Beefy Boxes and Bandwidth Generously Provided by pair Networks
Perl: the Markov chain saw
 
PerlMonks  

File::Dependencies - a new module looking for a good name (and more discussion)

by Corion (Patriarch)
on Apr 16, 2002 at 18:39 UTC ( [id://159585]=perlquestion: print w/replies, xml ) Need Help??

Corion has asked for the wisdom of the Perl Monks concerning the following question:

I have now a module that I think would be nice to have in many situations and thus I'm considering a release on the CPAN. The problem is, I don't know if the name I have (until now) is a good name, or if I reinvented the wheel because I didn't find a module that scratched this itch.

The module provides a simple interface to determine if a set of files changed since the last time they were checked. This is mostly intended for long running programs (in my case, a daemon process) that need to reinitialize if their configuration files, their program code or the code of any module they depend on (hence the name) changes.

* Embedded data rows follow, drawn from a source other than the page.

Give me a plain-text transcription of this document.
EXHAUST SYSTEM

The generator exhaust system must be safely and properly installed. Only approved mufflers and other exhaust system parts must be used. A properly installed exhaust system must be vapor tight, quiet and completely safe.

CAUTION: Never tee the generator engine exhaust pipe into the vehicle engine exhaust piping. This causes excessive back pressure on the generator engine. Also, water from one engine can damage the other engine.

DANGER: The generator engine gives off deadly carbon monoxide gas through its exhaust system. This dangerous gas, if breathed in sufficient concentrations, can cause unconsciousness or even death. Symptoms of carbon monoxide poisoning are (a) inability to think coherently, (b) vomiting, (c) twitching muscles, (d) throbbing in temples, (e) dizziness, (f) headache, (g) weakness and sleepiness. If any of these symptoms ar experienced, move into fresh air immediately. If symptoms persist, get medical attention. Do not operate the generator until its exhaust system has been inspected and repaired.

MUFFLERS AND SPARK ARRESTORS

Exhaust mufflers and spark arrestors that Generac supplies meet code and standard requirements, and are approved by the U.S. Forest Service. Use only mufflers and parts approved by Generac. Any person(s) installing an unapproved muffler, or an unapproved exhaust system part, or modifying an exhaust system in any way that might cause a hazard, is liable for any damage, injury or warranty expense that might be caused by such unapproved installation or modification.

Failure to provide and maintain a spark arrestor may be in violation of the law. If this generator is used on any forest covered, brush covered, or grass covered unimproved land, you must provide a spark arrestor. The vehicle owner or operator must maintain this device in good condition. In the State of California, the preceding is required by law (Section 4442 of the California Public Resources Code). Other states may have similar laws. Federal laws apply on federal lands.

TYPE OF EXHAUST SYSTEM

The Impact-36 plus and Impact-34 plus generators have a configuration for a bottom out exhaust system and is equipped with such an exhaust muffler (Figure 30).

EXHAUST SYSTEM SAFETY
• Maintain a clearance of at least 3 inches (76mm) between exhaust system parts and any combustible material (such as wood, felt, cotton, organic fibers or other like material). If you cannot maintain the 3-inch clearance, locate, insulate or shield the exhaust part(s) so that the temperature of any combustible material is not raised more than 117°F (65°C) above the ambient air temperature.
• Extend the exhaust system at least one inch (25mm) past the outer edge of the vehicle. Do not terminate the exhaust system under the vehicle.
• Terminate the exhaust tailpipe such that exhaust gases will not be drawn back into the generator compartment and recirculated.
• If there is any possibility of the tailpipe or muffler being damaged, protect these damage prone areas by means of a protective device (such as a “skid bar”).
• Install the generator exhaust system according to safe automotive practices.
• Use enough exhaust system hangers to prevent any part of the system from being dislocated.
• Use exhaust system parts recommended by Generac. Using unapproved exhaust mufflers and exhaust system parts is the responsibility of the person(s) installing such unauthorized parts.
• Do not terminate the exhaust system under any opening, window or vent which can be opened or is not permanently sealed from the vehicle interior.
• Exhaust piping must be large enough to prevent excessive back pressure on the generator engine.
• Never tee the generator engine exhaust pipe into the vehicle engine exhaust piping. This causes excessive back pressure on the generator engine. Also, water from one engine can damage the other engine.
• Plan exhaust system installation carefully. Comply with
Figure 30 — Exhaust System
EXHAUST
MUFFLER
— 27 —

The code itself is written (and even has 6 tests, which I haven't included as not to bloat this node even further), but I'd like some feedback on it, things that could be much easier, ideas for other methods of file signatures etc. - also, documentation stuff would be very appreciated, including correction of tyops.

As you most likely won't bother to delve into the module without something to whet your appetite, here are the two examples out of the synopsis. The first example is a long running process that checks from time to time if its configuration files have changed and then takes "appropriate action" :

use strict; use File::Dependencies; my $d = File::Dependencies->new(Files=>['Import.cfg','Export.cfg']); while (1) { my (@changes) = $d->changed; if (@changes) { print "$_ was changed\n" for @changes; $d->update(); }; sleep 60; };

The second example is an example of another long running process that restarts if any file of its source code (minus required files and done files) changed. What I want to know here is, if the idea of restarting a process like this is a good one to have in the documentation ...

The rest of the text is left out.